I was speaking last week to a group of new dentists about private practice and trends in dentistry. One of my co-lecturers was the regional manager of a large dental supply company. He first spoke about trends that he is seeing around the country: technologies, the insurance industry, and the impact of corporate dentistry. Essentially, he tied together the three concepts by pointing out how the proliferation of insurance-reimbursement dependent corporate dental clinics requires us to utilize technology to be more and more efficient. He stressed that the profession is evolving and, with today’s economy and patient’s greater reliance on dental insurance, we have to adapt and produce more dentistry in a shorter amount of time. We have to compete with the special offers of free or discounted exams and x-rays that are constantly advertised by these corporate entities, or risk becoming dinosaurs. He asked, “How would you like one of these corporate entities to open next door to you?”
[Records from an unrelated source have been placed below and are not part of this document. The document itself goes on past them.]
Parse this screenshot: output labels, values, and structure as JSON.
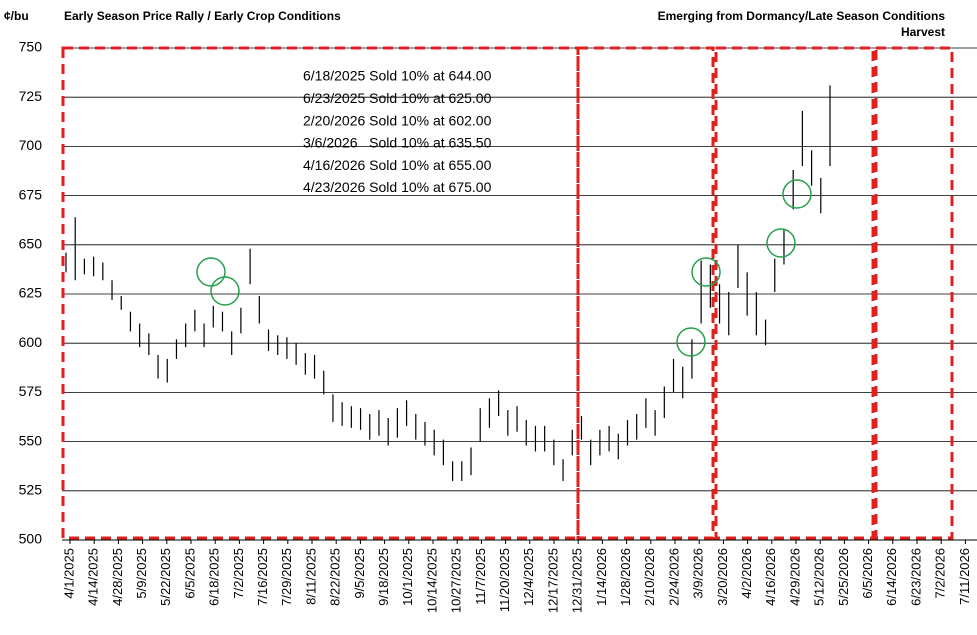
{
  "chart_data": {
    "type": "ohlc",
    "y_unit": "¢/bu",
    "section_titles": [
      "Early Season Price Rally / Early Crop Conditions",
      "Emerging from Dormancy/Late Season Conditions",
      "Harvest"
    ],
    "annotations": [
      "6/18/2025 Sold 10% at 644.00",
      "6/23/2025 Sold 10% at 625.00",
      "2/20/2026 Sold 10% at 602.00",
      "3/6/2026   Sold 10% at 635.50",
      "4/16/2026 Sold 10% at 655.00",
      "4/23/2026 Sold 10% at 675.00"
    ],
    "categories": [
      "4/1/2025",
      "4/14/2025",
      "4/28/2025",
      "5/9/2025",
      "5/22/2025",
      "6/5/2025",
      "6/18/2025",
      "7/2/2025",
      "7/16/2025",
      "7/29/2025",
      "8/11/2025",
      "8/22/2025",
      "9/5/2025",
      "9/18/2025",
      "10/1/2025",
      "10/14/2025",
      "10/27/2025",
      "11/7/2025",
      "11/20/2025",
      "12/4/2025",
      "12/17/2025",
      "12/31/2025",
      "1/14/2026",
      "1/28/2026",
      "2/10/2026",
      "2/24/2026",
      "3/9/2026",
      "3/20/2026",
      "4/2/2026",
      "4/16/2026",
      "4/29/2026",
      "5/12/2026",
      "5/25/2026",
      "6/5/2026",
      "6/14/2026",
      "6/23/2026",
      "7/2/2026",
      "7/11/2026"
    ],
    "high": [
      646,
      664,
      643,
      644,
      641,
      632,
      624,
      616,
      610,
      605,
      594,
      592,
      602,
      610,
      617,
      610,
      619,
      616,
      606,
      618,
      648,
      624,
      607,
      604,
      603,
      600,
      595,
      594,
      586,
      574,
      570,
      568,
      567,
      564,
      566,
      562,
      567,
      571,
      564,
      560,
      556,
      551,
      540,
      540,
      547,
      567,
      572,
      576,
      566,
      568,
      561,
      558,
      558,
      551,
      541,
      556,
      563,
      551,
      556,
      558,
      554,
      561,
      564,
      572,
      566,
      578,
      592,
      588,
      602,
      642,
      640,
      630,
      626,
      650,
      636,
      626,
      612,
      643,
      658,
      688,
      718,
      698,
      684,
      731
    ],
    "low": [
      636,
      632,
      635,
      634,
      632,
      622,
      617,
      606,
      598,
      594,
      582,
      580,
      592,
      598,
      606,
      598,
      608,
      606,
      594,
      605,
      630,
      610,
      596,
      594,
      592,
      589,
      584,
      582,
      574,
      560,
      558,
      557,
      556,
      551,
      553,
      548,
      552,
      558,
      551,
      548,
      543,
      538,
      530,
      530,
      533,
      550,
      557,
      563,
      553,
      555,
      548,
      545,
      545,
      538,
      530,
      543,
      551,
      538,
      543,
      545,
      541,
      548,
      551,
      557,
      553,
      562,
      575,
      572,
      582,
      610,
      618,
      610,
      604,
      628,
      614,
      604,
      599,
      626,
      640,
      668,
      690,
      680,
      666,
      690
    ],
    "color": "#000000",
    "ylim": [
      500,
      750
    ],
    "yticks": [
      500,
      525,
      550,
      575,
      600,
      625,
      650,
      675,
      700,
      725,
      750
    ],
    "grid": true
  }
}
I then got up and said “I’m going to teach you how to be a dinosaur. I proceeded to discuss some ways to maintain a fee-for-service practice. The key is to build value for our services in the patients’ minds. Develop an experience for patients that they have never before received. One tip I had was not only to perform an extra-oral exam, TMJ exam and cancer screen, but also verbalize those results, loud and proud. Nothing is more powerful and surprising to a patient than to hear you dictate to your assistant, “Negative cancer screen.” This lets the patient know what you’ve done for them and sets your practice apart.
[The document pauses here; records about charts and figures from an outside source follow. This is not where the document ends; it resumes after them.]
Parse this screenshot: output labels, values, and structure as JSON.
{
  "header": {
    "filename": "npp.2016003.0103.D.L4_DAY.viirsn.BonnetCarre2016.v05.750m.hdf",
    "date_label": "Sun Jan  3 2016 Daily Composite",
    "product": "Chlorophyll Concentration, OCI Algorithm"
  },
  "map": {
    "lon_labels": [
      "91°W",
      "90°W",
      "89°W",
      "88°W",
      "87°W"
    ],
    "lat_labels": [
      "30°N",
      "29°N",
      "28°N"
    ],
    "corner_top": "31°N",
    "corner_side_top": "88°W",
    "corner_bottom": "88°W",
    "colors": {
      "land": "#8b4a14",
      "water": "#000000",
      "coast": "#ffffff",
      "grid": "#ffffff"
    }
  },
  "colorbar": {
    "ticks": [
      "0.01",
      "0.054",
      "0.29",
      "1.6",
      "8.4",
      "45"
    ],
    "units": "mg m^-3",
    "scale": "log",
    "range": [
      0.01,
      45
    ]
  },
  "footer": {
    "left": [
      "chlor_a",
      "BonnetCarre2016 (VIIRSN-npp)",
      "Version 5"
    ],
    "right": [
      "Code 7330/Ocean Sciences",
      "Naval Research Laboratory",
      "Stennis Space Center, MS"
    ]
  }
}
I then picked up on the regional manager’s comments about competing with the corporate entities. In response to his question about one of these corporate entities to move in next door, I answered a resounding “Heck yes.” It is amazing how many patients come to our office because they have heard that we offer a different experience. They are disenchanted by their visits to these corporate chains; often not seeing the same doctor or staff members, and feeling pressured or rushed. This is not to say that these clinics or dentists are in and of themselves, inferior. Rather, by their nature, they have high turnover due to burnout, and need to be super-efficient due to the pressures of production goals with inadequate insurance reimbursement.
I actually go to great lengths to advertise in direct contrast to these clinics. One of my radio advertisements says that we are not offering patients a $17.99 exam and x-rays, but rather the most thorough dental care available with a team that has been together for over a decade. It further assures people that they will see the same dentist (me) at every visit. It is amazing how many patients are thirsting for that approach. They want a dental home where they know there is consistency amongst the staff and a dentist who will truly know and appreciate their dental history.
Say it loud and proud. Let patients know what they can expect from you and be proud to let them know what you have done for them by verbalizing your findings. Let’s not diminish the most important thing we do for patients—examination and diagnosis—by offering free or discounted exams. We are true physicians of the head and neck; let’s make sure patients know it. They will thank us for it.